March 18, 2022 (EIRNS)—The U.S. “mother of all sanctions” against Russia apparently made an exception so that Russia could pay foreign speculators. Russia paid the $117 million in interest payment on foreign-held dollar bonds which came due on March 16, doing so in dollars from Russia’s assets frozen by the U.S. Treasury, thus avoiding default. And it did so with U.S. Treasury approval, various media reported.

CNN cited Russian Finance Minister Anton Siluanov’s statement that “we have the money, we made the payment, now the ball is in America’s court,” and reported that a spokesman for the Treasury said the United States would allow the payments to go through. If the U.S. had blocked the payment, Russia had said it would pay in rubles rather than dollars, but Fitch Ratings had warned on March 15 that if that happened, it could constitute a default, CNN reported.

CNBC’s version added the detail that the U.S. Treasury had said previously that sanctions enforced against Russia will not bar the country from making good on its international debt payments, at least until May 25.

There’s clearly more to this story. Tim Ash, a financial shark at BlueBay Asset Management, described the payment to CNBC as a “ridiculous move” by the U.S. Treasury Department’s Office of Foreign Assets Control. “The OFAC administers and enforces economic sanctions based on U.S. foreign policy objectives. ‘OFAC is bailing out Western bondholders who should have known better, and whose actions were working against Western security interests, and taking money in effect from a potential Ukraine reparation fund,’ Ash said via email Friday [March 18], noting Russians were the ‘biggest beneficiary’ of this bond payment.”

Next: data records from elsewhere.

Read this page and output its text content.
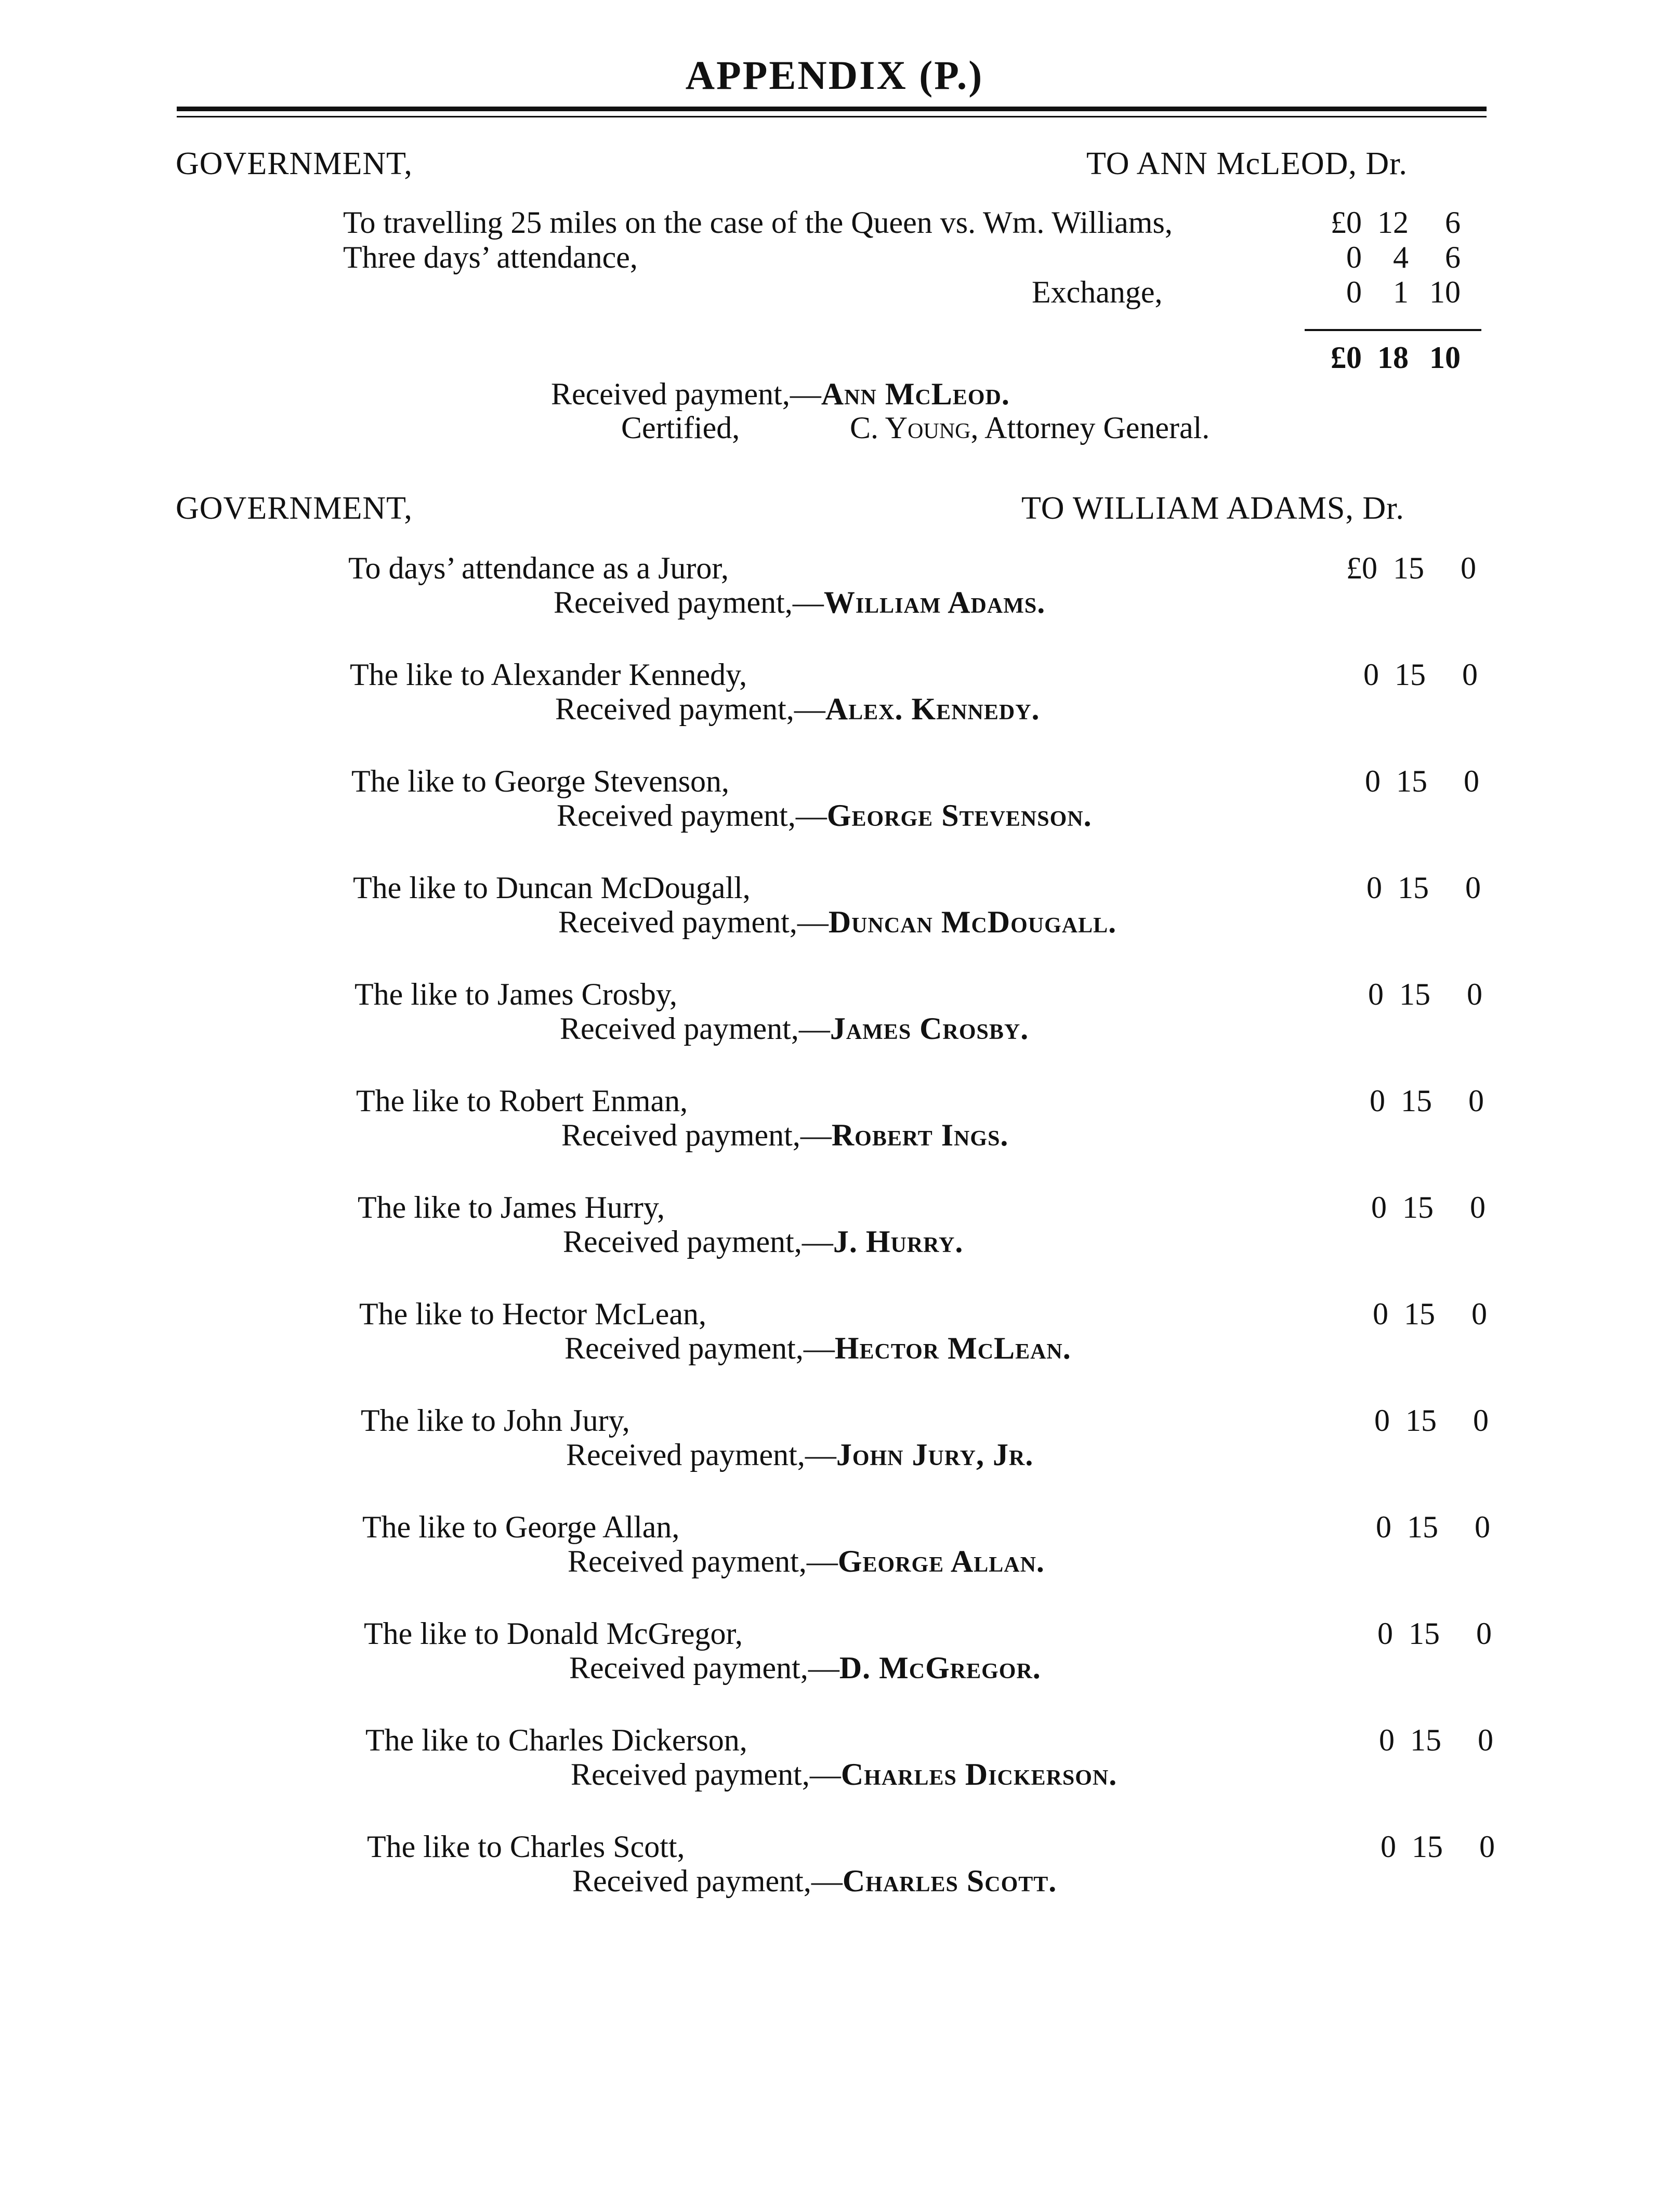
APPENDIX (P.)
GOVERNMENT,	TO ANN McLEOD, Dr.
To travelling 25 miles on the case of the Queen vs. Wm. Williams,	£0 12	6
Three days’ attendance,	0	4	6
Exchange,	0	1 10
£0 18 10
Received payment,—Ann McLeod.
Certified,	C. Young, Attorney General.
GOVERNMENT,	TO WILLIAM ADAMS, Dr.
To days’ attendance as a Juror,	£0 15	0
Received payment,—William Adams.
The like to Alexander Kennedy,	0 15	0
Received payment,—Alex. Kennedy.
The like to George Stevenson,	0 15	0
Received payment,—George Stevenson.
The like to Duncan McDougall,	0 15	0
Received payment,—Duncan McDougall.
The like to James Crosby,	0 15	0
Received payment,—James Crosby.
The like to Robert Enman,	0 15	0
Received payment,—Robert Ings.
The like to James Hurry,	0 15	0
Received payment,—J. Hurry.
The like to Hector McLean,	0 15	0
Received payment,—Hector McLean.
The like to John Jury,	0 15	0
Received payment,—John Jury, Jr.
The like to George Allan,	0 15	0
Received payment,—George Allan.
The like to Donald McGregor,	0 15	0
Received payment,—D. McGregor.
The like to Charles Dickerson,	0 15	0
Received payment,—Charles Dickerson.
The like to Charles Scott,	0 15	0
Received payment,—Charles Scott.
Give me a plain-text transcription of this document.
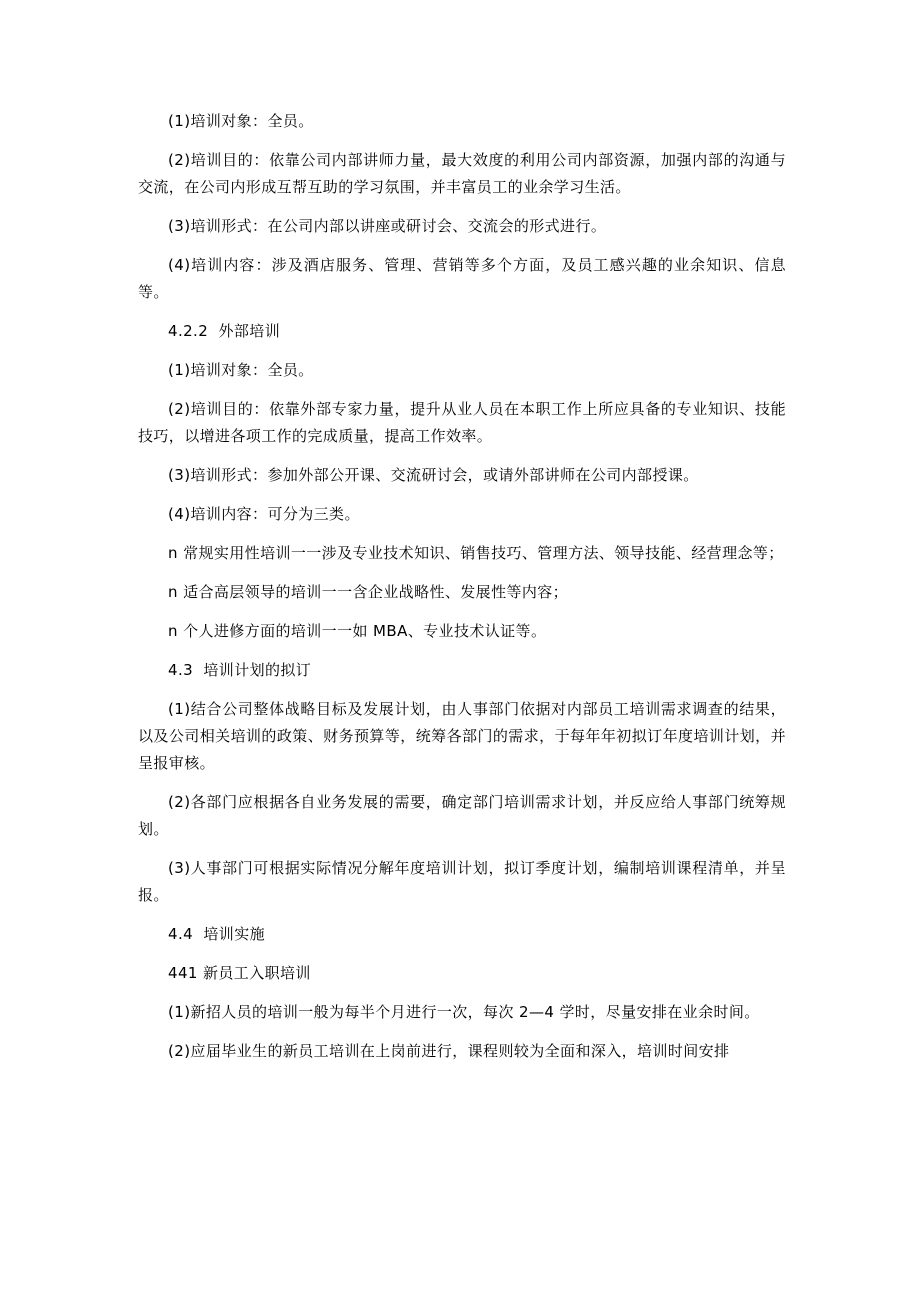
(1)培训对象：全员。

(2)培训目的：依靠公司内部讲师力量，最大效度的利用公司内部资源，加强内部的沟通与交流，在公司内形成互帮互助的学习氛围，并丰富员工的业余学习生活。

(3)培训形式：在公司内部以讲座或研讨会、交流会的形式进行。

(4)培训内容：涉及酒店服务、管理、营销等多个方面，及员工感兴趣的业余知识、信息等。

4.2.2  外部培训

(1)培训对象：全员。

(2)培训目的：依靠外部专家力量，提升从业人员在本职工作上所应具备的专业知识、技能技巧，以增进各项工作的完成质量，提高工作效率。

(3)培训形式：参加外部公开课、交流研讨会，或请外部讲师在公司内部授课。

(4)培训内容：可分为三类。

n 常规实用性培训一一涉及专业技术知识、销售技巧、管理方法、领导技能、经营理念等；

n 适合高层领导的培训一一含企业战略性、发展性等内容；

n 个人进修方面的培训一一如 MBA、专业技术认证等。

4.3  培训计划的拟订

(1)结合公司整体战略目标及发展计划，由人事部门依据对内部员工培训需求调查的结果，以及公司相关培训的政策、财务预算等，统筹各部门的需求，于每年年初拟订年度培训计划，并呈报审核。

(2)各部门应根据各自业务发展的需要，确定部门培训需求计划，并反应给人事部门统筹规划。

(3)人事部门可根据实际情况分解年度培训计划，拟订季度计划，编制培训课程清单，并呈报。

4.4  培训实施

441 新员工入职培训

(1)新招人员的培训一般为每半个月进行一次，每次 2—4 学时，尽量安排在业余时间。

(2)应届毕业生的新员工培训在上岗前进行，课程则较为全面和深入，培训时间安排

So now one thing we know is that at least some people were planning to permanently steal the Russian funds for a “Ukraine reparation fund”—which sounds an awful lot like what Biden did with the Afghan central bank money.

Meanwhile, TASS reported this morning that Russian President Vladimir Putin has reappointed monetarist Elvira Nabiullina as governor of the Bank of Russia, the central bank. At the same time, the Bank of Russia board met and decided to keep interest rates at 20%, a rate which will sink Russia’s physical economy if maintained for any period of time.